Skupiający dziś miliony osób światowy ruch Anonimowych Alkoholików, chociaż nie utożsamia się z żadnym wyznaniem chrześcijańskim, faktycznie powstał dzięki organizacji chrześcijańskiej pod nazwą Grupa Oksfordzka. Jej założyciel, misjonarz amerykański, Frank Buchman, po przeżyciu osobistej przemiany wewnętrznej w 1921 roku zapoczątkował wspólnotę, której podstawowym założeniem było osobiste poddanie każdego członka pod Bożą kontrolę. Właśnie do takiej wspólnoty trafił najpierw Ebby Thacher, a potem Bill Wilson i Bob Smith. Alleluja!

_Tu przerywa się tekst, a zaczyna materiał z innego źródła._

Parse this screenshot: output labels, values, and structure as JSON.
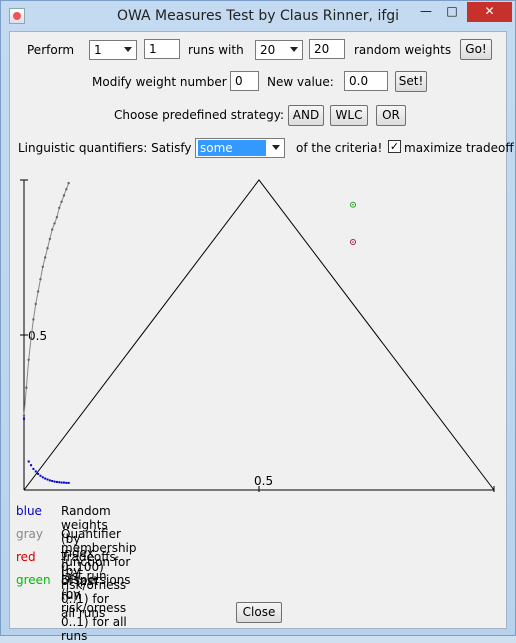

W niewielkim zgromadzeniu odrodzonych duchowo osób narodził się wielki ruch o zasięgu światowym, dzięki któremu miliony ludzi znajduje wolność od nałogów. Bogu niech będą dzięki! Ile jeszcze wielkich i chwalebnych dzieł wyczekuje na swój skromny początek?  Kto powiedział, że przynajmniej jedno z tych dzieł Bóg nie chce zapoczątkować przez ciebie i przez twój zbór?

3 komentarze:

  1. Do końca swego ziemskiego życia będę wdzięczny Panu Bogu, że uwolnił bliską mi osobę z alkoholizmu.Dzięki uwolnieniu z nałogu tej osoby, Pan Bóg pokazał, że i dziś dokonuje CUDÓW!
    Dzięki temu CUDOWI ja poznałem Jezusa i oddałem Mu swe życie! Cóż za paradoks: Pan posłużył się alkoholikiem abym ja, trzeźwy UWIERZYŁ <3

    OdpowiedzUsuń
  2. A diabeł tkwi w szczegółach... takich jak ten:
    "(3) Postanowiliśmy powierzyć naszą wolę i nasze życie opiece Boga, jakkolwiek Go pojmujemy."
    Nie jak przedstawia Boga Biblia, a jakkolwiek dana osoba Boga pojmuje...
    Ostrzegam przed ruchem AA. Wg będącego już z Panem Dave'a Hunta jest to 12 kroków nie do Boga, a do piekła.

    Polecam przeczytanie szczegółowego artykułu Hunta o demonicznych podłożach ruchu AA - "12 kroków do piekła"
    http://www.tiqva.pl/o-psychologii/160-12-krokow-do-pieka

    Polecam także artykuły małżeństwa Bobganów o AA:
    "Okultyzm w chrześcijańskim przebraniu"
    http://www.tiqva.pl/o-psychologii/161-okultyzm-w-chrzecijaskim-przebraniu
    oraz "12 kroków do innej ewangelii"
    http://www.tiqva.pl/o-psychologii/82-12-krokow-do-innej-ewangelii-cz1
    http://www.tiqva.pl/o-psychologii/83-12-krokow-do-innej-ewangelii-cz2

    OdpowiedzUsuń
  3. Niestety 12 kroków Anonimowych Alkoholików to czysty okultyzm nie mający nic wspólnego z biblijnym chrześcijaństwem.